Ms T., although I grudgingly agree that Awful Omar Khadr should be pulled from Gitmo and put into Ontario clink for some less-hard years (because he was just a kid at the dawn of the war; because he may not have killed; because of his father’s malignancy), Canadian public opinion is quite right to hold the boy and his clan in contempt, as one does traitors.

It is also not “two-faced” in the least to devoutly wish that such people, who in theory are Canadians but in practice are enemies of this country, would just fuck off and be somebody else’s problem. (Consider his sister Nayzab’s statement: “We are an Al-Qaeda family. And we demand our rights as Canadians.”

OK: give ‘em their rights. Admittedly, we must. Even though the JTF2 was fighting in the same Afghan neighbourhood as the US unit young Omartyr K. encountered in ‘02; and it could as well have been a fellow Canuck killed in the battle.

There’s nothing hypocritical about hating the Islamist enemy, Marnie; we are at war with their fanatic ideology, after all. And when the paper Canadians now fighting for the Taliban, Hezbollah, and the Islamic Courts Union start making demands on the nation and system they have explicitly sworn to destroy, one ought to be circumspect about who’s being “two-faced.” Yeah, little O. should be treated fairly and lawfully; but as in the case of the despicable Aussie David Hicks, it should stick in decent peoples’ craw when totalitarianism’s volunteers claim the same chances and protections they have fought to deny to their fellow citizens.

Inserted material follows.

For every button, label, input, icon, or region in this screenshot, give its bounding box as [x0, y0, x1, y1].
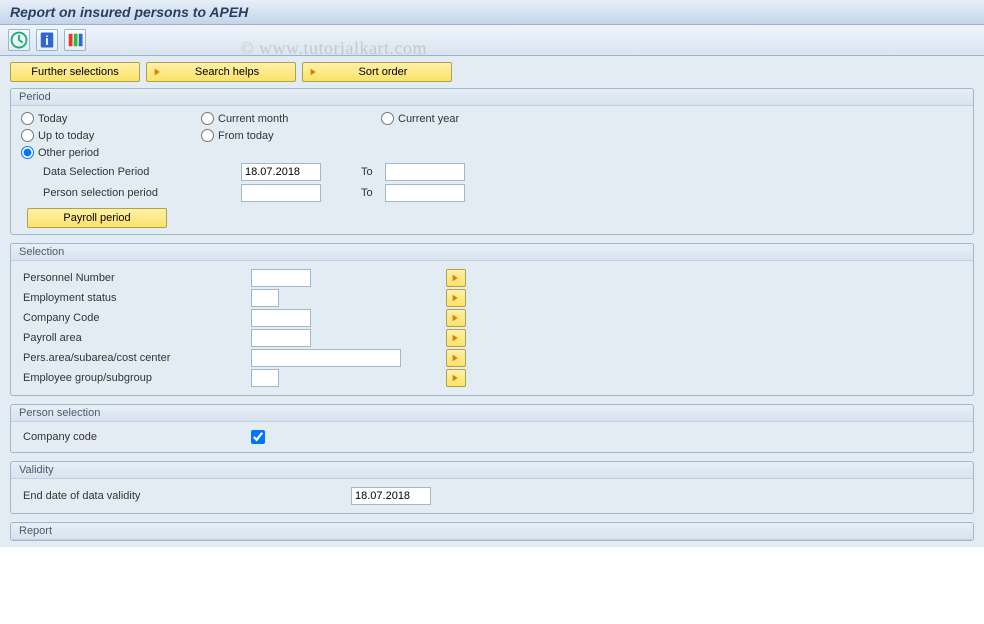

We do have a grim duty to bring this kid “home”; no one need be happy about it, though, and it’s an odd thing to make a, kof, crusade of.

Hey, remember when Jean Chretien interceded with Pakistan to get Omar’s murderous zealot dad sprung — ‘96, wasn’t it? No apology from the Grits as of yet…

I expect we’ll be waiting for that apology for some time, Neff. And now Paul Martin seems to have found his own 10-foot pole (Globe and Mail).